I have a dataset that consists of unique identifiers for a group of raters and ratees. I would like to be able to get the interrater reliability for each item but am running into a problem with how the data is structured. Because each ratee was rated 4-5 times I am able to group the data by ratee ID. Unfortunately, because of the unique rater ID, I can’t set up the dataset properly to use the irr package.

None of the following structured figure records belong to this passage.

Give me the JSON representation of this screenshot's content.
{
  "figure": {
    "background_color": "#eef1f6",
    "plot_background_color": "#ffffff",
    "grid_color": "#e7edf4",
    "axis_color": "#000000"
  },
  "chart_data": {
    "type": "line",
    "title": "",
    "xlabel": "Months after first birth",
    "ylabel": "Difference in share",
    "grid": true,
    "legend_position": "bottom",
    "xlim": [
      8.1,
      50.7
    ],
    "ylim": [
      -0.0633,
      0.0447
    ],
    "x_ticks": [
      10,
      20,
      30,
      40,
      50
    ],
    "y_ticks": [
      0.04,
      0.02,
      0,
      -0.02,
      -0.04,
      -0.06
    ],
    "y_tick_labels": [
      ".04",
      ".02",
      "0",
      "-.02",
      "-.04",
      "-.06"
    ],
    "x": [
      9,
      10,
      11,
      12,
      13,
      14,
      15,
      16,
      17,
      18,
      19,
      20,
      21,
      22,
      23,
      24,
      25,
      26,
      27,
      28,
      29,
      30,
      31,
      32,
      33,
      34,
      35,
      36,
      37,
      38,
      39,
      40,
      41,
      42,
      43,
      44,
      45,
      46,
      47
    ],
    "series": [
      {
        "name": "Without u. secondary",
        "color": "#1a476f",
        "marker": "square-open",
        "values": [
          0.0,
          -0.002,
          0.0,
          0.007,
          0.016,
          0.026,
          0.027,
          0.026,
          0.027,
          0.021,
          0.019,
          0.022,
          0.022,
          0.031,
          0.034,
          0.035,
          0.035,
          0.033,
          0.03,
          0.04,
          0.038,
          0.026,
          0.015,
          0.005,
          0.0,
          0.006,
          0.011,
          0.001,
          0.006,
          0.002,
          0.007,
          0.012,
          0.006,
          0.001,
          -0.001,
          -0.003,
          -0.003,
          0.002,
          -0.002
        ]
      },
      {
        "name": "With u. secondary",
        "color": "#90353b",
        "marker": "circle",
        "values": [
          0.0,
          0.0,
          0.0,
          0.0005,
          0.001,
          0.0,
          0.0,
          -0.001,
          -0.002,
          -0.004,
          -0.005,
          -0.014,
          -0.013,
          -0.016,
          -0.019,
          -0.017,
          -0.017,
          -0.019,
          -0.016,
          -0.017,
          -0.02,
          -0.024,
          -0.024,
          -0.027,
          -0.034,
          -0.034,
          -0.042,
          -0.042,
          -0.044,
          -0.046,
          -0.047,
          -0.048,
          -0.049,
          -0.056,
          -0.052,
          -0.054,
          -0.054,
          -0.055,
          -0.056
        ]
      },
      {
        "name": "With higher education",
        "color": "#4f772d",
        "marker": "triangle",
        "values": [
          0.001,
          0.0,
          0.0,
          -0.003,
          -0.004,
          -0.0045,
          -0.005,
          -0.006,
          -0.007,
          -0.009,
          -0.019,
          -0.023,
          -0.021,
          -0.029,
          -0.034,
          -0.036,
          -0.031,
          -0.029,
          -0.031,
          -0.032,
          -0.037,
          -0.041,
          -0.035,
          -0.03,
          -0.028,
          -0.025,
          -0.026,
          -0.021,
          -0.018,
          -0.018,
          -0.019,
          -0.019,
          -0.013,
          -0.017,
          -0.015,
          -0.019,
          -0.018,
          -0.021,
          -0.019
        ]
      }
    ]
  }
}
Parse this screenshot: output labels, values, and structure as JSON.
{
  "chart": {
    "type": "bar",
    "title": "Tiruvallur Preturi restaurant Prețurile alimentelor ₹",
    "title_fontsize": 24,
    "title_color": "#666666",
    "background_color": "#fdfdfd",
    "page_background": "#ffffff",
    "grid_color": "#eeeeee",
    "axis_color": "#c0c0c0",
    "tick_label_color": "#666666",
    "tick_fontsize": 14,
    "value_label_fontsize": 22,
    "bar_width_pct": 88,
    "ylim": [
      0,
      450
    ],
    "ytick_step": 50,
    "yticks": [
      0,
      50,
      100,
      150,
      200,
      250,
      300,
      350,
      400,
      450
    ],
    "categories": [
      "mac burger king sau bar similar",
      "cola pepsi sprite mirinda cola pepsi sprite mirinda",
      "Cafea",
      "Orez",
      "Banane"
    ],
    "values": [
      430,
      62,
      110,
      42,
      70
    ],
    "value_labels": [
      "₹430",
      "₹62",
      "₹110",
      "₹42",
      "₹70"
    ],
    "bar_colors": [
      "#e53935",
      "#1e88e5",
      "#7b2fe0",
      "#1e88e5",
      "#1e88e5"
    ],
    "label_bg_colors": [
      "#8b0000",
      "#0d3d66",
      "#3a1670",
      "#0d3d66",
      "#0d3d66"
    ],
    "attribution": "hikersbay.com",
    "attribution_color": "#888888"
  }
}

My data looks something like this
| Rater | Ratee | Rating |
|---|---|---|
| 11111 | 12345 | 1 |
| 12112 | 12345 | 1 |
| 12232 | 12345 | 0 |
| 12457 | 12345 | 0 |
| 16794 | 12345 | 1 |
| 55555 | 16454 | 0 |
| 66666 | 16454 | 1 |
| 77777 | 16454 | 1 |
| 88888 | 16454 | 0 |
| 99999 | 16454 | 1 |
I would like to have some way to iteratively go through each group and rename the unique identifier for the rater to something I can use to pivot the data into the right format. For example, going through each group of ratee ID’s and assigning a new value to the rater like r1 for the first value, r2 for the second value and so on, and repeat once it finds a new group. The end result would hopefully look something like this:
| Rater | Ratee | Rating |
|---|---|---|
| r1 | 12345 | 1 |
| r2 | 12345 | 1 |
| r3 | 12345 | 0 |
| r4 | 12345 | 0 |
| r5 | 12345 | 1 |
| r1 | 16454 | 0 |
| r2 | 16454 | 1 |
| r3 | 16454 | 1 |
| r4 | 16454 | 0 |
| r5 | 16454 | 1 |
Can anyone help me do this? I am at a loss and have exhausted my R repertoire.
>Solution :
I think you want this:
library(dplyr)
your_data %>%
group_by(Ratee) %>%
mutate(new_rater_column = paste0("r", row_number())) %>%
ungroup()
I used a new column name instead of overwriting the old Rater column just in case the information there is useful.